Alright, now to determine what exactly occured is for Mr. Bloch to decide. There is one point
though that is very important in the Unions argument. The company in thier final briefs constantly
refer to past cases and rulings similar to the current arguments, but these references are based
on an agreement made in a specific language agreement. The language in the agreement agreed
upon by the Union and the Company is based in the ''World of Corporate Transactions'' and not
in the ''Labor Management World''.
This means if this agreement had been agreed upon in the ''Labor Management World'' and not
how it was agreed upon which was the "World of Corporate Transactions'' all them references
would be valid but since the it was not presented and agreed upon in that particular language
all the company's references the company has asked Mr. Bloch to refer to should be discarded....
We'll see....and thats' my two cents but reading the briefs my two cents could be worth
considerably more soon.
Thanks
Let me encourage you to expedite your letter.
The central contention seems to be whether or not the IAM had an obligation to bring up the COC matters in bankrupcty as a result of having a board member or being on a committee.
Henderfuzz
Lets be realistic....I am sending am email to the arbitrator concerning my situation and about 15 other of my fellow furloughed employees....with an open mind, do you consider my circumstance a change in control acording to the tems of my CBA.
I am furlough and don't exercise my options b4 the 60 day rule.
I get Hired by America west b4 the merger.
The merger happens and I am now a Usairways employee again in my furloughed station.
Under the CBA, do I not work for the same company as when I was furloughed ?
IF YES THEN:
1. The Company should recognize my USAURWAYS seniority.
2. THERE SHOULD BE NO HIRING OFF THE STREET till all the furloughed employees have been offered recall in their station PERIOD.!!!!!!!!!!!!!!!
3. Is that happening NO !!!!!!!!!!!!!!!!
IF NO THEN:
all of the above should have appllied a long time ago.........................
MY point is sometimes the simplest of events dictate the truth. All that lawyer garbage is just that...F them
sunofsamsonite
I don't get the gist of your post. Too cryptic. Please explain.I just said, Mr. Brickner, has his hand on the recent posting.
I still dont understand why you keep saying the T/A was a consession, other than giving up the CIC we were offered more pay, maybe not the big raise we all would like but it was better pay.
I still dont get why you would ever see this as a consession. The way I see it never ever ever turn down a pay increase when you get that chance. Its just bad bussiness for all.
The way I see it never ever ever turn down a pay increase when you get that chance. Its just bad bussiness for all.

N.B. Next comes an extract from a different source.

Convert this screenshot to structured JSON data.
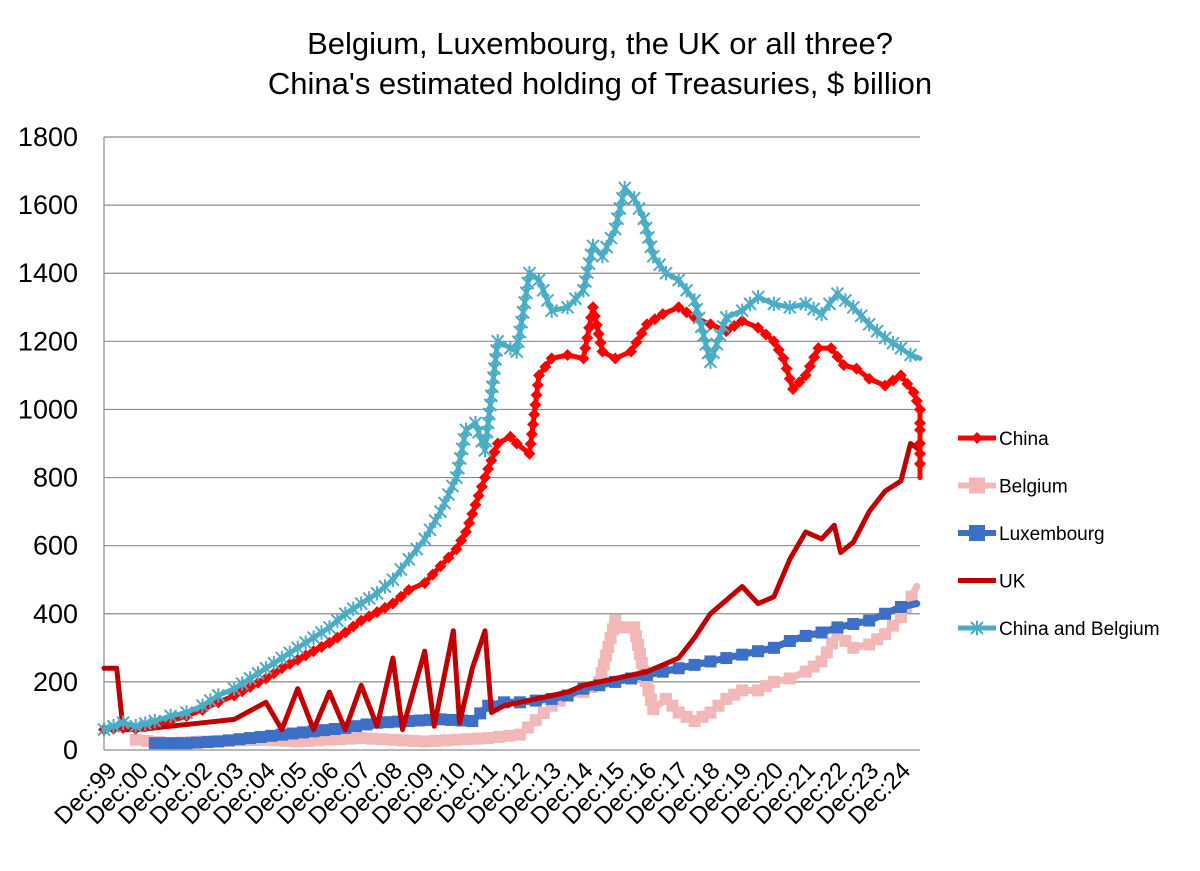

If you were furloughed under the East contract and rehired under the west contract than I dont see what your b*** ing about. They had different language in them. When you went to work for HP we were not under one certificate yet nor had we joint contracts. This is why this is so stupid we are still here talking about this. I work in a station with east and west employees and both still have different issiues with there current contracts. We still cant work each others flights one side constantly works short handed because were not allowed to do each others work.
I still dont understand why you keep saying the T/A was a consession, other than giving up the CIC we were offered more pay, maybe not the big raise we all would like but it was better pay.
I still dont get why you would ever see this as a consession. The way I see it never ever ever turn down a pay increase when you get that chance. Its just bad bussiness for all.
As Freedom has said before this industry has changed and its still changing. Take what you can when you can get it. Many of us who have 20 or more years would like to get what we can before we retire.